April 19, 1998|By GREGORY KANE
IT'S THE sheer spunk of the woman that I like.
Lainie Dowell, who will open her own church in Howard County on May 10, backs down from no one. The Rev. John Wright of First Baptist Church of Guilford in Howard County had her tossed out of the congregation in August 1992 for allegedly "disrupting" the service. Police escorted her from the property. Dowell says her only crime was "refusing to shut up and do as I was told."
See what I mean? Spunk. How can you not like the spunk of a woman who writes about liberal black leadership:
"If I owned NIKE, I would take every sneaker I ever made and kick their holier-than-thou butts because they use 'black' as a badge to pick on 'whitey' and cry foul when the brother points out the specks in their eyes," she wrote in an essay.
In January 1990, Dowell fired off a testy letter to Benjamin Hooks, then executive director of the NAACP, protesting "sexism in the black Baptist churches in the U.S." and charging the Rev. Emmett Burns, then a regional official of the NAACP, with excluding female pastors.

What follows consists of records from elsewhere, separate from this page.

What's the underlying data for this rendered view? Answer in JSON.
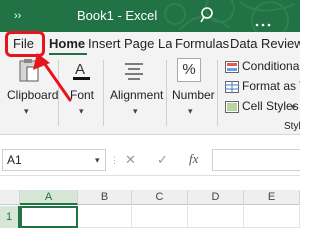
{
  "titlebar": {
    "expand_glyph": "››",
    "title": "Book1  -  Excel",
    "bg_color": "#217346",
    "search_icon": "search-icon",
    "more_icon": "ellipsis-icon"
  },
  "tabs": [
    {
      "label": "File"
    },
    {
      "label": "Home",
      "selected": true
    },
    {
      "label": "Insert"
    },
    {
      "label": "Page Layout"
    },
    {
      "label": "Formulas"
    },
    {
      "label": "Data"
    },
    {
      "label": "Review"
    }
  ],
  "ribbon": {
    "groups": [
      {
        "label": "Clipboard",
        "icon": "clipboard-icon"
      },
      {
        "label": "Font",
        "icon": "font-color-icon"
      },
      {
        "label": "Alignment",
        "icon": "align-icon"
      },
      {
        "label": "Number",
        "icon": "percent-icon",
        "glyph": "%"
      }
    ],
    "styles": {
      "items": [
        {
          "label": "Conditional Formatting"
        },
        {
          "label": "Format as Table"
        },
        {
          "label": "Cell Styles"
        }
      ],
      "group_label": "Styles"
    }
  },
  "formula_bar": {
    "name_box": "A1",
    "cancel_glyph": "✕",
    "enter_glyph": "✓",
    "fx_glyph": "fx",
    "formula": ""
  },
  "grid": {
    "columns": [
      "A",
      "B",
      "C",
      "D",
      "E"
    ],
    "rows": [
      "1"
    ],
    "active_cell": "A1"
  },
  "annotation": {
    "color": "#e8141c",
    "target": "File"
  }
}
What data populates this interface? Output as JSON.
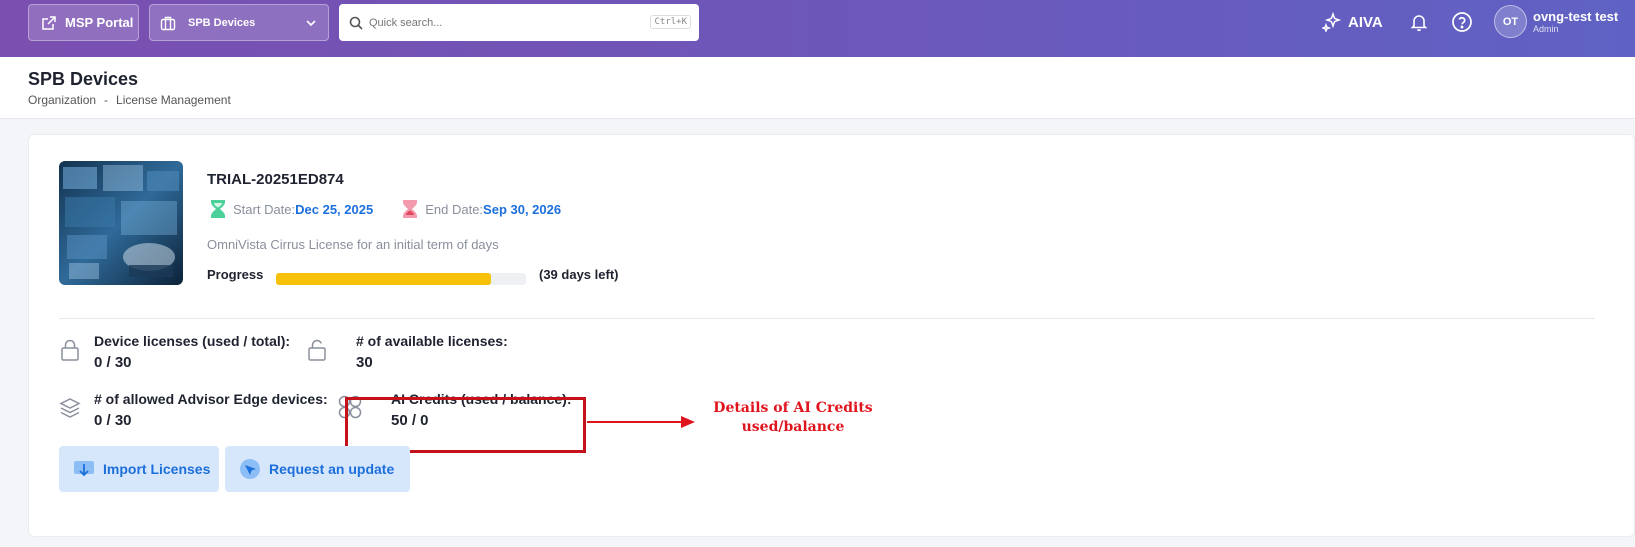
{
  "topbar": {
    "msp_label": "MSP Portal",
    "org_label": "SPB Devices",
    "search_placeholder": "Quick search...",
    "search_shortcut": "Ctrl+K",
    "aiva_label": "AIVA",
    "avatar_initials": "OT",
    "user_name": "ovng-test test",
    "user_role": "Admin"
  },
  "header": {
    "title": "SPB Devices",
    "breadcrumb": [
      "Organization",
      "-",
      "License Management"
    ]
  },
  "license": {
    "id": "TRIAL-20251ED874",
    "start_label": "Start Date:",
    "start_value": "Dec 25, 2025",
    "end_label": "End Date:",
    "end_value": "Sep 30, 2026",
    "description": "OmniVista Cirrus License for an initial term of days",
    "progress_label": "Progress",
    "progress_fraction": 0.86,
    "days_left": "(39 days left)"
  },
  "stats": {
    "device": {
      "label": "Device licenses (used / total):",
      "value": "0 / 30"
    },
    "available": {
      "label": "# of available licenses:",
      "value": "30"
    },
    "advisor": {
      "label": "# of allowed Advisor Edge devices:",
      "value": "0 / 30"
    },
    "ai_credits": {
      "label": "AI Credits (used / balance):",
      "value": "50 / 0"
    }
  },
  "annotation": {
    "line1": "Details of AI Credits",
    "line2": "used/balance"
  },
  "buttons": {
    "import": "Import Licenses",
    "update": "Request an update"
  },
  "colors": {
    "accent": "#1d6fdc",
    "progress": "#f7c009",
    "highlight": "#c4111a"
  }
}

In July 1993, she sent a letter to then-Gov. William Donald Schaefer, portions of which are reprinted below:
"Dear Governor Schaefer:
Several years ago, I wrote to tell you, Mayor Kurt Schmoke and Rev. Dr. Benjamin Hooks that the problems we have across our state and this nation among the African-American population have been caused, primarily, by the lack of accountability of the NAACP and the black Baptist ministers, many of whom are in top leadership positions within the NAACP.

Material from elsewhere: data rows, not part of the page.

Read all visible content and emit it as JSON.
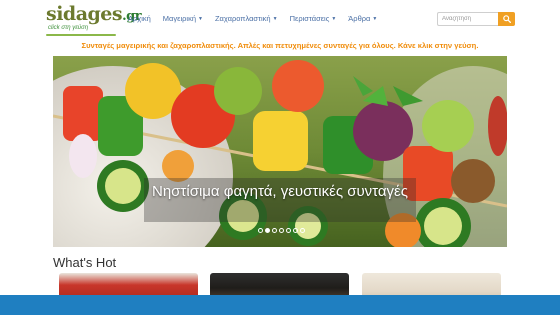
{
  "logo": {
    "main": "sidages",
    "suffix": ".gr",
    "sub": "click στη γεύση",
    "brand_color": "#6c7a2e"
  },
  "nav": {
    "items": [
      {
        "label": "Αρχική",
        "has_dropdown": false
      },
      {
        "label": "Μαγειρική",
        "has_dropdown": true
      },
      {
        "label": "Ζαχαροπλαστική",
        "has_dropdown": true
      },
      {
        "label": "Περιστάσεις",
        "has_dropdown": true
      },
      {
        "label": "Άρθρα",
        "has_dropdown": true
      }
    ],
    "link_color": "#4a6fa5"
  },
  "search": {
    "placeholder": "Αναζήτηση",
    "button_icon": "search-icon",
    "button_color": "#f0a023"
  },
  "tagline": "Συνταγές μαγειρικής και ζαχαροπλαστικής. Απλές και πετυχημένες συνταγές για όλους. Κάνε κλικ στην γεύση.",
  "carousel": {
    "caption": "Νηστίσιμα φαγητά, γευστικές συνταγές",
    "slide_count": 7,
    "active_slide": 2
  },
  "section": {
    "title": "What's Hot"
  },
  "accent_bar_color": "#1f7fc1"
}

"Who oversees the accountability of the NAACP? To whom do the black Baptist ministers answer for accountability? These black leaders need to get their own houses in order before they are allowed to continue to snoop in other business and government files and shout them down in public about their discriminatory practices when they discriminate in the worst way with impunity and have been doing so for years. They are the new 'untouchables,' the black mafia who go underground, lie, cheat and steal and will look you in your eye and lie about what they have done."
Dowell considers herself a prophet. In this case, she was indeed prophetic. Soon the Rev. Ben Chavis -- now Nation of Islam
tTC Minister Benjamin Muhammad -- was head of the NAACP. He was ejected under a cloud of scandal and accused of misusing NAACP funds. The Rev. Henry Lyons, president of the National Baptist Convention USA, has been charged with theft and racketeering and accused of taking church money for his personal use. Dowell apparently wasn't just whistling Dixie in her letter to Schaefer. But her critics dismissed her as something of a loony.
Actually, she's more like the women prophets in Ayi Kwei Armah's novel "Two Thousand Seasons" who urged African men to abandon sexism, corruption and slavery before it destroyed their society. The men didn't listen, with disastrous results.
Dowell has long challenged the sexism she sees in the Baptist church.
In 1992, the Rev. T. J. Jemison was president of the National
Baptist Convention USA and came under fire for kowtowing to Mike Tyson -- then accused of rape -- to get a large donation. Dowell was interviewed by the Washington Post about the matter.
Jemison's support of Tyson, Dowell said, was "typical of the sexism black women encounter regularly from some Baptist clerics" and "illustrates a continuing lack of regard for women."
Wright chided her after the April 1992 article appeared, Dowell recalled.
"Only the pastor speaks for the church," Dowell remembers Wright telling her. Then, according to Dowell, he wanted to know if she had contacted the Post or if it had contacted her.
"I don't have to tell you that," Dowell says she answered. "You don't tell me when you talk to the press."
With two wills this strong, a parting of the ways seemed inevitable. Wright is known for having more than a bit of spunk himself. The Dowell-Wright clash shows what happens when irresistible spunk comes up against immovable spunk.
A Howard County court handed down an injunction that prevents Dowell from setting foot in Wright's church, one she has sought to have lifted on grounds that her removal was unjust and based on falsehoods.
For those wondering why she doesn't simply forget about the injunction and move on, she has a revealing answer.
"I'm a pit bull on matters of injustice," Dowell said. "I'm not going to turn it loose until it's the way it's supposed to be."